There is much more to this string of back-and-forth employee dialogue regarding how they interpret the company’s real motive: Increase the score, but keep selling and don’t give much thought or attention to actually improving the customer experience. These are the kind of quotes that can’t be generated by customer or employee surveys. Nor would they ever surface in group or one-on-one employee interviews. But, gathering these perspectives and interpreting them through advanced text analytics approaches through the less traditional channels available will help an organization both identify potential impact on the culture and get back on the path to customer experience reality – – if they are truly serious about doing so.

Michael Lowenstein, PhD CMC
Michael Lowenstein, PhD CMC, specializes in customer and employee experience research/strategy consulting, and brand, customer, and employee commitment and advocacy behavior research, consulting, and training. He has authored seven stakeholder-centric strategy books and 400+ articles, white papers and blogs. In 2018, he was named to CustomerThink's Hall of Fame.

3 COMMENTS

  1. Good points, Michael. I appreciate these comments from employees about their disillusionment in chasing a score.
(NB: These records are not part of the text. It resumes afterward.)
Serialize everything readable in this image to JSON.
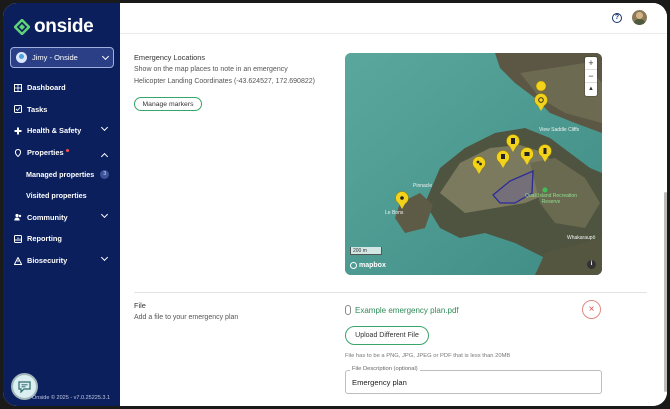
{
  "app": {
    "name": "onside"
  },
  "user_select": {
    "label": "Jimy - Onside"
  },
  "sidebar": {
    "items": [
      {
        "label": "Dashboard",
        "icon": "dashboard-icon"
      },
      {
        "label": "Tasks",
        "icon": "tasks-icon"
      },
      {
        "label": "Health & Safety",
        "icon": "health-safety-icon"
      },
      {
        "label": "Properties",
        "icon": "properties-icon"
      },
      {
        "label": "Community",
        "icon": "community-icon"
      },
      {
        "label": "Reporting",
        "icon": "reporting-icon"
      },
      {
        "label": "Biosecurity",
        "icon": "biosecurity-icon"
      }
    ],
    "subitems": [
      {
        "label": "Managed properties",
        "badge": "3"
      },
      {
        "label": "Visited properties"
      }
    ],
    "footer": "Onside © 2025 - v7.0.25225.3.1"
  },
  "header": {
    "help_icon": "help-circle-icon",
    "avatar": "user-avatar"
  },
  "emergency": {
    "title": "Emergency Locations",
    "desc": "Show on the map places to note in an emergency",
    "coords": "Helicopter Landing Coordinates (-43.624527, 172.690822)",
    "manage_label": "Manage markers"
  },
  "map": {
    "zoom_in": "+",
    "zoom_out": "−",
    "compass": "▲",
    "scale": "200 m",
    "attribution": "mapbox",
    "info": "i",
    "labels": {
      "view_saddle": "View Saddle Cliffs",
      "quail_island": "Quail Island Recreation Reserve",
      "the_pinnacle": "Pinnacle",
      "le_bons": "Le Bons",
      "whakaraupo": "Whakaraupō"
    }
  },
  "file": {
    "title": "File",
    "desc": "Add a file to your emergency plan",
    "filename": "Example emergency plan.pdf",
    "remove": "×",
    "upload_label": "Upload Different File",
    "hint": "File has to be a PNG, JPG, JPEG or PDF that is less than 20MB",
    "desc_label": "File Description (optional)",
    "desc_value": "Emergency plan"
  },
  "colors": {
    "sidebar": "#0b1f5c",
    "accent": "#3aa56a",
    "marker": "#f2d21b"
  }
}
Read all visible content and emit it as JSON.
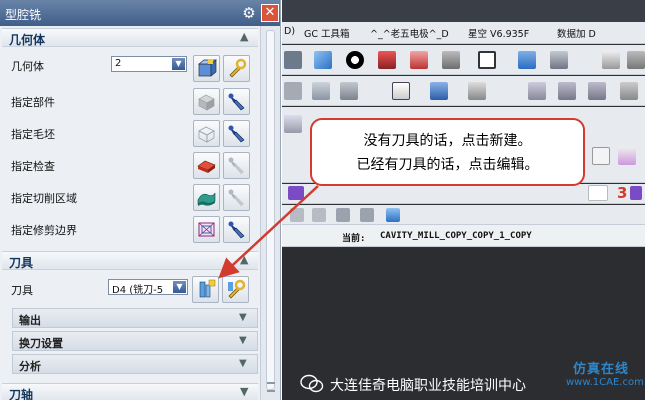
{
  "dialog": {
    "title": "型腔铣",
    "sections": {
      "geometry": {
        "header": "几何体",
        "rows": {
          "geometry_label": "几何体",
          "geometry_value": "2",
          "part_label": "指定部件",
          "blank_label": "指定毛坯",
          "check_label": "指定检查",
          "cut_area_label": "指定切削区域",
          "trim_label": "指定修剪边界"
        }
      },
      "tool": {
        "header": "刀具",
        "tool_label": "刀具",
        "tool_value": "D4 (铣刀-5",
        "subsections": {
          "output": "输出",
          "tool_change": "换刀设置",
          "analysis": "分析"
        }
      },
      "tool_axis": {
        "header": "刀轴"
      }
    }
  },
  "app": {
    "menubar": {
      "gc_toolbox": "GC 工具箱",
      "electrode": "^_^老五电极^_D",
      "xingkong": "星空 V6.935F",
      "plugin": "数据加 D"
    },
    "current_label": "当前:",
    "current_value": "CAVITY_MILL_COPY_COPY_1_COPY",
    "toolbar_number": "3"
  },
  "callout": {
    "line1": "没有刀具的话，点击新建。",
    "line2": "已经有刀具的话，点击编辑。",
    "border_color": "#d23b2e"
  },
  "watermark": {
    "text": "大连佳奇电脑职业技能培训中心",
    "logo_top": "仿真在线",
    "logo_bottom": "www.1CAE.com"
  }
}
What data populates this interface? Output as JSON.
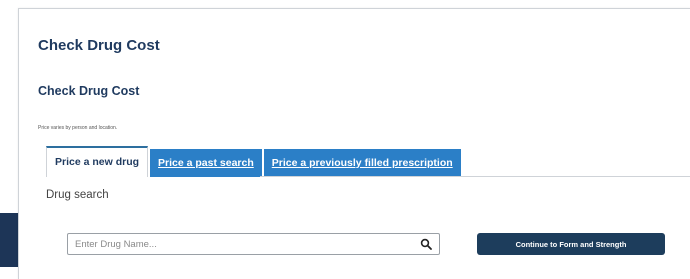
{
  "page": {
    "title": "Check Drug Cost",
    "section_title": "Check Drug Cost",
    "note": "Price varies by person and location."
  },
  "tabs": [
    {
      "label": "Price a new drug",
      "active": true
    },
    {
      "label": "Price a past search",
      "active": false
    },
    {
      "label": "Price a previously filled prescription",
      "active": false
    }
  ],
  "panel": {
    "heading": "Drug search",
    "search": {
      "placeholder": "Enter Drug Name...",
      "value": "",
      "icon": "search-icon"
    },
    "continue_label": "Continue to Form and Strength"
  },
  "colors": {
    "title": "#1f3a5f",
    "tab_active_border": "#2d6f9f",
    "tab_inactive_bg": "#2b7fc7",
    "button_bg": "#1d3d5c",
    "background_accent": "#1d3557"
  }
}
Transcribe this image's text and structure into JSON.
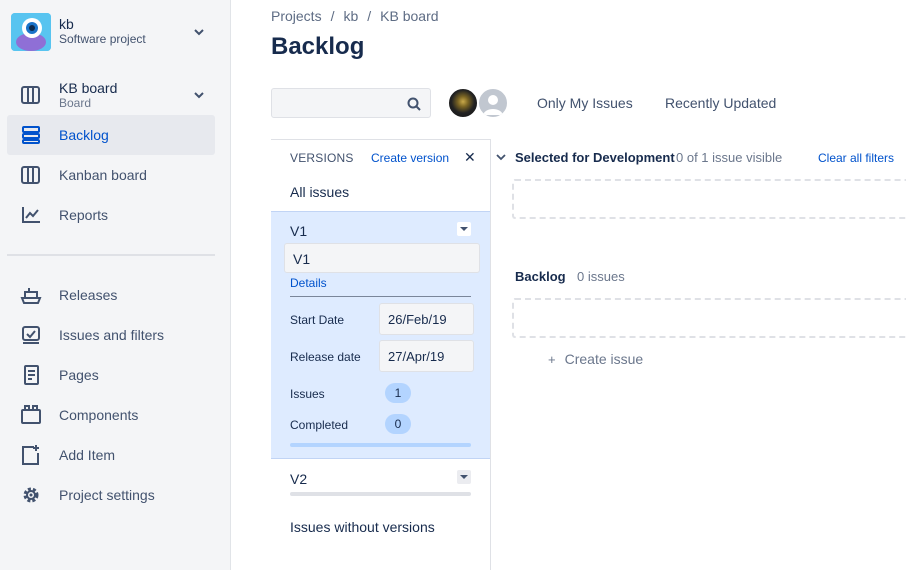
{
  "project": {
    "name": "kb",
    "type": "Software project"
  },
  "sidebar": {
    "board": {
      "name": "KB board",
      "sub": "Board"
    },
    "items_top": [
      {
        "label": "Backlog",
        "icon": "backlog-icon",
        "active": true
      },
      {
        "label": "Kanban board",
        "icon": "kanban-board-icon",
        "active": false
      },
      {
        "label": "Reports",
        "icon": "reports-icon",
        "active": false
      }
    ],
    "items_bottom": [
      {
        "label": "Releases",
        "icon": "releases-icon"
      },
      {
        "label": "Issues and filters",
        "icon": "issues-filters-icon"
      },
      {
        "label": "Pages",
        "icon": "pages-icon"
      },
      {
        "label": "Components",
        "icon": "components-icon"
      },
      {
        "label": "Add Item",
        "icon": "add-item-icon"
      },
      {
        "label": "Project settings",
        "icon": "gear-icon"
      }
    ]
  },
  "breadcrumbs": [
    "Projects",
    "/",
    "kb",
    "/",
    "KB board"
  ],
  "page_title": "Backlog",
  "filters": {
    "only_my_issues": "Only My Issues",
    "recently_updated": "Recently Updated"
  },
  "versions": {
    "header": "VERSIONS",
    "create": "Create version",
    "close": "✕",
    "all_issues": "All issues",
    "v1": {
      "name": "V1",
      "name_field": "V1",
      "details": "Details",
      "start_label": "Start Date",
      "start_value": "26/Feb/19",
      "release_label": "Release date",
      "release_value": "27/Apr/19",
      "issues_label": "Issues",
      "issues_count": "1",
      "completed_label": "Completed",
      "completed_count": "0"
    },
    "v2": {
      "name": "V2"
    },
    "without": "Issues without versions"
  },
  "selected_for_dev": {
    "title": "Selected for Development",
    "count": "0 of 1 issue visible",
    "clear": "Clear all filters"
  },
  "backlog": {
    "title": "Backlog",
    "count": "0 issues",
    "create": "Create issue",
    "plus": "+"
  },
  "colors": {
    "accent": "#0052cc",
    "selected_version_bg": "#deebff",
    "sidebar_bg": "#f4f5f7"
  }
}
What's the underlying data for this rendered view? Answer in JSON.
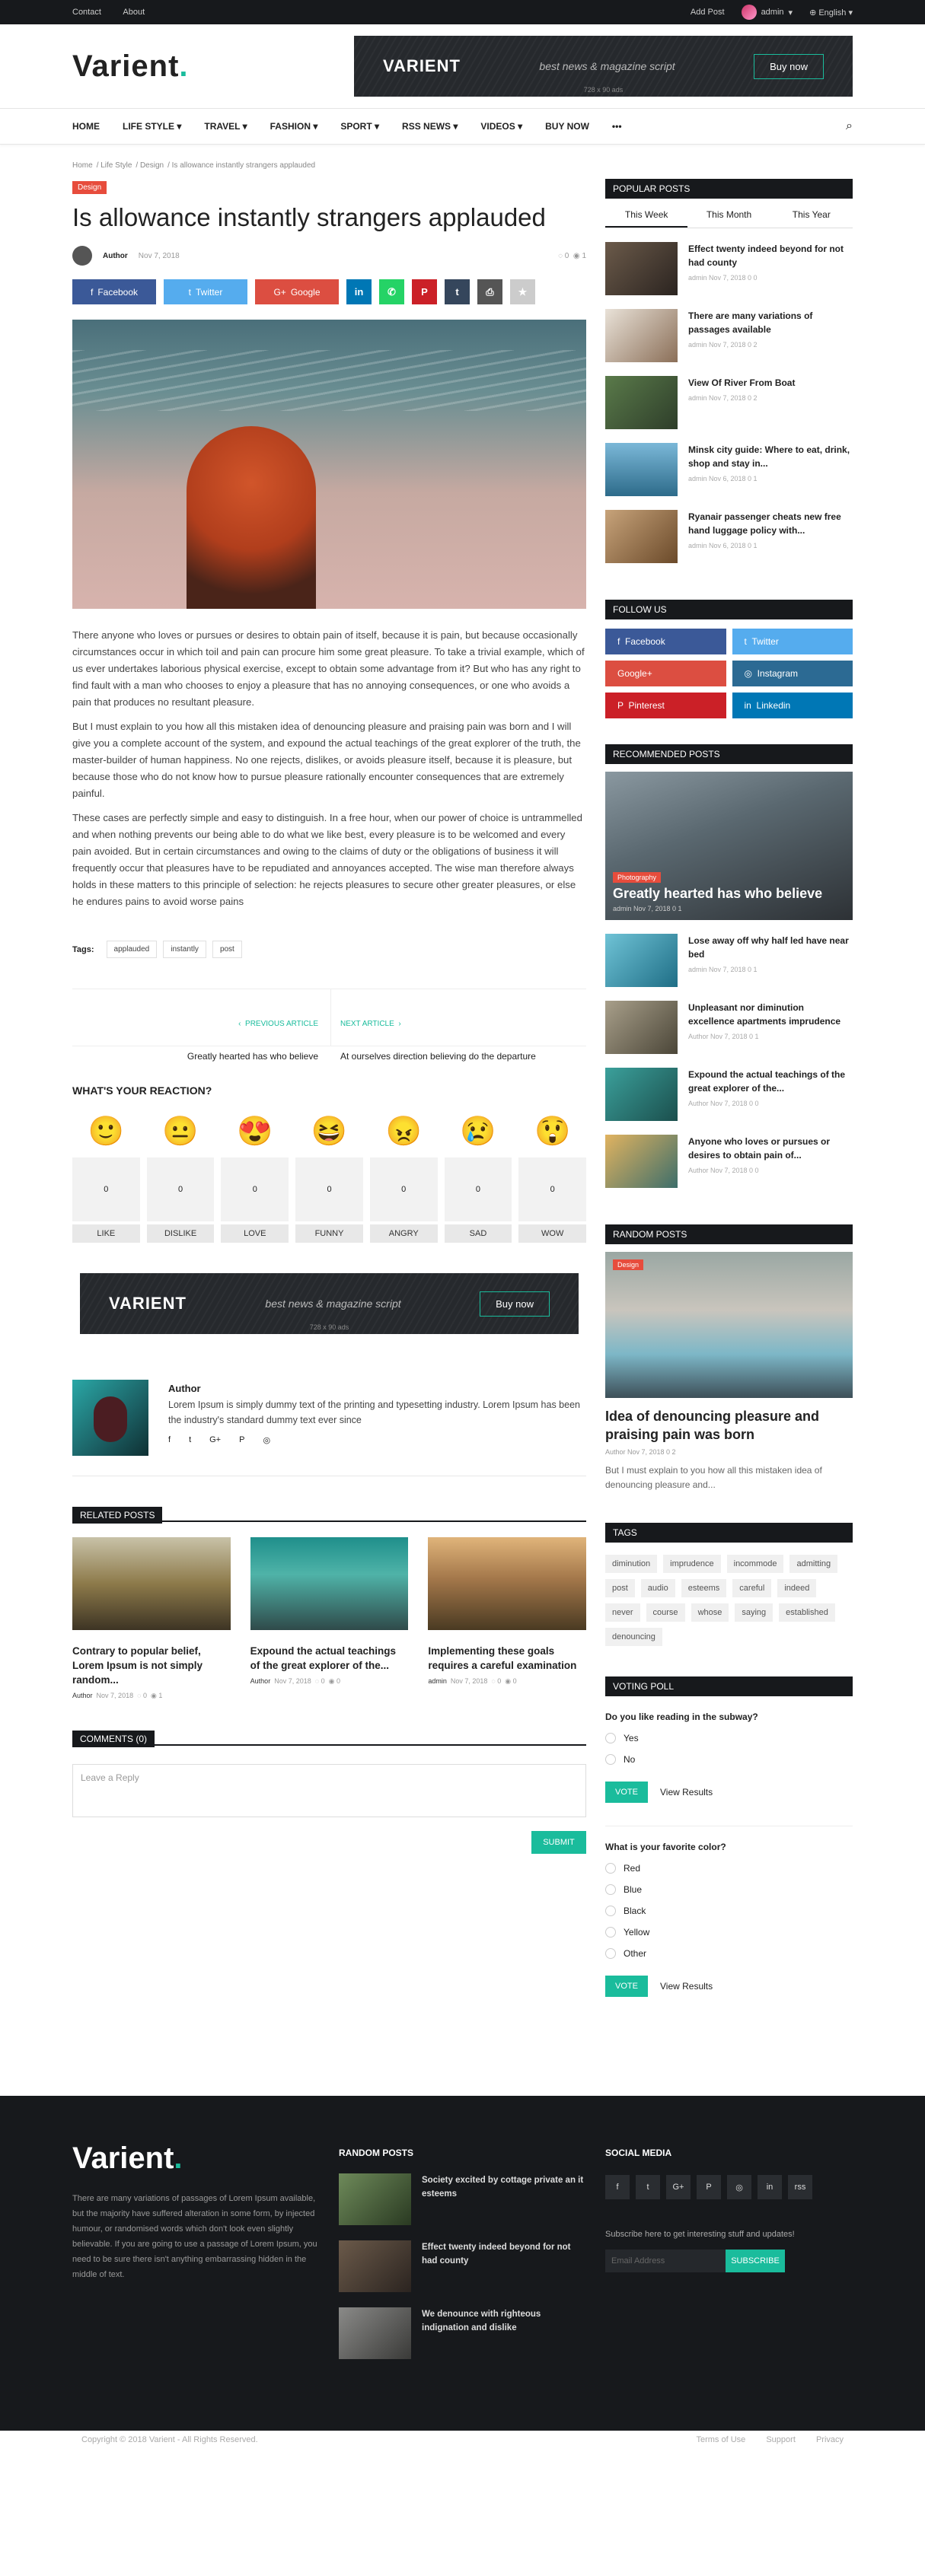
{
  "topbar": {
    "left": [
      "Contact",
      "About"
    ],
    "add_post": "Add Post",
    "user": "admin",
    "lang": "English"
  },
  "header": {
    "logo": "Varient",
    "ad": {
      "logo": "VARIENT",
      "tagline": "best news & magazine script",
      "button": "Buy now",
      "size": "728 x 90 ads"
    }
  },
  "nav": [
    "HOME",
    "LIFE STYLE",
    "TRAVEL",
    "FASHION",
    "SPORT",
    "RSS NEWS",
    "VIDEOS",
    "BUY NOW",
    "•••"
  ],
  "breadcrumb": [
    "Home",
    "Life Style",
    "Design",
    "Is allowance instantly strangers applauded"
  ],
  "article": {
    "category": "Design",
    "title": "Is allowance instantly strangers applauded",
    "author": "Author",
    "date": "Nov 7, 2018",
    "comments": "0",
    "views": "1",
    "paragraphs": [
      "There anyone who loves or pursues or desires to obtain pain of itself, because it is pain, but because occasionally circumstances occur in which toil and pain can procure him some great pleasure. To take a trivial example, which of us ever undertakes laborious physical exercise, except to obtain some advantage from it? But who has any right to find fault with a man who chooses to enjoy a pleasure that has no annoying consequences, or one who avoids a pain that produces no resultant pleasure.",
      "But I must explain to you how all this mistaken idea of denouncing pleasure and praising pain was born and I will give you a complete account of the system, and expound the actual teachings of the great explorer of the truth, the master-builder of human happiness. No one rejects, dislikes, or avoids pleasure itself, because it is pleasure, but because those who do not know how to pursue pleasure rationally encounter consequences that are extremely painful.",
      "These cases are perfectly simple and easy to distinguish. In a free hour, when our power of choice is untrammelled and when nothing prevents our being able to do what we like best, every pleasure is to be welcomed and every pain avoided. But in certain circumstances and owing to the claims of duty or the obligations of business it will frequently occur that pleasures have to be repudiated and annoyances accepted. The wise man therefore always holds in these matters to this principle of selection: he rejects pleasures to secure other greater pleasures, or else he endures pains to avoid worse pains"
    ],
    "tags_label": "Tags:",
    "tags": [
      "applauded",
      "instantly",
      "post"
    ]
  },
  "share": {
    "facebook": "Facebook",
    "twitter": "Twitter",
    "google": "Google"
  },
  "prevnext": {
    "prev_label": "PREVIOUS ARTICLE",
    "prev_title": "Greatly hearted has who believe",
    "next_label": "NEXT ARTICLE",
    "next_title": "At ourselves direction believing do the departure"
  },
  "reactions": {
    "heading": "WHAT'S YOUR REACTION?",
    "items": [
      {
        "emoji": "🙂",
        "count": "0",
        "label": "LIKE"
      },
      {
        "emoji": "😐",
        "count": "0",
        "label": "DISLIKE"
      },
      {
        "emoji": "😍",
        "count": "0",
        "label": "LOVE"
      },
      {
        "emoji": "😆",
        "count": "0",
        "label": "FUNNY"
      },
      {
        "emoji": "😠",
        "count": "0",
        "label": "ANGRY"
      },
      {
        "emoji": "😢",
        "count": "0",
        "label": "SAD"
      },
      {
        "emoji": "😲",
        "count": "0",
        "label": "WOW"
      }
    ]
  },
  "author_box": {
    "name": "Author",
    "desc": "Lorem Ipsum is simply dummy text of the printing and typesetting industry. Lorem Ipsum has been the industry's standard dummy text ever since",
    "icons": [
      "f",
      "t",
      "G+",
      "P",
      "◎"
    ]
  },
  "related": {
    "heading": "RELATED POSTS",
    "items": [
      {
        "title": "Contrary to popular belief, Lorem Ipsum is not simply random...",
        "author": "Author",
        "date": "Nov 7, 2018",
        "c": "0",
        "v": "1"
      },
      {
        "title": "Expound the actual teachings of the great explorer of the...",
        "author": "Author",
        "date": "Nov 7, 2018",
        "c": "0",
        "v": "0"
      },
      {
        "title": "Implementing these goals requires a careful examination",
        "author": "admin",
        "date": "Nov 7, 2018",
        "c": "0",
        "v": "0"
      }
    ]
  },
  "comments": {
    "heading": "COMMENTS (0)",
    "placeholder": "Leave a Reply",
    "submit": "SUBMIT"
  },
  "sidebar": {
    "popular": {
      "heading": "POPULAR POSTS",
      "tabs": [
        "This Week",
        "This Month",
        "This Year"
      ],
      "items": [
        {
          "title": "Effect twenty indeed beyond for not had county",
          "meta": "admin   Nov 7, 2018   0   0"
        },
        {
          "title": "There are many variations of passages available",
          "meta": "admin   Nov 7, 2018   0   2"
        },
        {
          "title": "View Of River From Boat",
          "meta": "admin   Nov 7, 2018   0   2"
        },
        {
          "title": "Minsk city guide: Where to eat, drink, shop and stay in...",
          "meta": "admin   Nov 6, 2018   0   1"
        },
        {
          "title": "Ryanair passenger cheats new free hand luggage policy with...",
          "meta": "admin   Nov 6, 2018   0   1"
        }
      ]
    },
    "follow": {
      "heading": "FOLLOW US",
      "items": [
        "Facebook",
        "Twitter",
        "Google+",
        "Instagram",
        "Pinterest",
        "Linkedin"
      ]
    },
    "recommended": {
      "heading": "RECOMMENDED POSTS",
      "hero_badge": "Photography",
      "hero_title": "Greatly hearted has who believe",
      "hero_meta": "admin   Nov 7, 2018   0   1",
      "items": [
        {
          "title": "Lose away off why half led have near bed",
          "meta": "admin   Nov 7, 2018   0   1"
        },
        {
          "title": "Unpleasant nor diminution excellence apartments imprudence",
          "meta": "Author   Nov 7, 2018   0   1"
        },
        {
          "title": "Expound the actual teachings of the great explorer of the...",
          "meta": "Author   Nov 7, 2018   0   0"
        },
        {
          "title": "Anyone who loves or pursues or desires to obtain pain of...",
          "meta": "Author   Nov 7, 2018   0   0"
        }
      ]
    },
    "random": {
      "heading": "RANDOM POSTS",
      "badge": "Design",
      "title": "Idea of denouncing pleasure and praising pain was born",
      "meta": "Author   Nov 7, 2018   0   2",
      "desc": "But I must explain to you how all this mistaken idea of denouncing pleasure and..."
    },
    "tags": {
      "heading": "TAGS",
      "items": [
        "diminution",
        "imprudence",
        "incommode",
        "admitting",
        "post",
        "audio",
        "esteems",
        "careful",
        "indeed",
        "never",
        "course",
        "whose",
        "saying",
        "established",
        "denouncing"
      ]
    },
    "poll": {
      "heading": "VOTING POLL",
      "q1": "Do you like reading in the subway?",
      "q1_opts": [
        "Yes",
        "No"
      ],
      "q2": "What is your favorite color?",
      "q2_opts": [
        "Red",
        "Blue",
        "Black",
        "Yellow",
        "Other"
      ],
      "vote": "VOTE",
      "results": "View Results"
    }
  },
  "footer": {
    "logo": "Varient",
    "desc": "There are many variations of passages of Lorem Ipsum available, but the majority have suffered alteration in some form, by injected humour, or randomised words which don't look even slightly believable. If you are going to use a passage of Lorem Ipsum, you need to be sure there isn't anything embarrassing hidden in the middle of text.",
    "random_heading": "RANDOM POSTS",
    "random": [
      "Society excited by cottage private an it esteems",
      "Effect twenty indeed beyond for not had county",
      "We denounce with righteous indignation and dislike"
    ],
    "social_heading": "SOCIAL MEDIA",
    "social": [
      "f",
      "t",
      "G+",
      "P",
      "◎",
      "in",
      "rss"
    ],
    "subscribe_text": "Subscribe here to get interesting stuff and updates!",
    "email_placeholder": "Email Address",
    "subscribe_btn": "SUBSCRIBE",
    "copyright": "Copyright © 2018 Varient - All Rights Reserved.",
    "links": [
      "Terms of Use",
      "Support",
      "Privacy"
    ]
  },
  "colors": {
    "accent": "#1abc9c",
    "dark": "#17191c",
    "red": "#e74c3c"
  }
}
    What many executives don’t understand about metrics is that the big-picture performance measures are not actionable at the team and employee levels. It’s a big mistake to hold employees to customer survey ratings and indexes as their primary CX performance objectives.

    Those can be a small percentage of the performance equation, but what’s needed is to ask “why” 5 times about the driver of the index/rating that relates to the team/employee. Then track something in the team’s/employee’s job that contributes to the root issue. If you’ve done this process accurately you can bet that focusing on what the employee contributes to the root issue will in fact shift the rating/index/business results.

    Such a simple principle, yet so narrowly understand among managers today. Readers may appreciate this description of what it takes to engage employees in making progress for the company’s balanced scorecard: Employee Engagement in Balanced Scorecards

  2. Lynn and Marc –

    Thanks for your response. Even the simple and elegant ‘Amen’ reminds me of two quotes used in my first book, Customer Retention, written about 20 years ago. The first comes from Benjamin Hoff’s “The Tao of Pooh”:

    “How can you get very far, if you don’t know Who You Are? How can you do what you ought, if you don’t know What You’ve Got.? And if you don’t know Which To Do of all the things in front of you, then what you’ll have when you are through is just a mess without a clue. Of all the best that can come true if you know What and Which and Who.”

    The second quote comes from Asakura Toshikage, Daimyo of Echizen (1428 – 1481), from “Ideals of the Samurai”:

    “Three times a year one should have an able and honest retainer go around the province, listen to the opinions of the four classes of people (samurai, farmers, artisans and merchants) and devise some policy in regard to those opinions.”

    Pooh and practical samurai lords often had useful, objective ideas for generating ans sustaining value.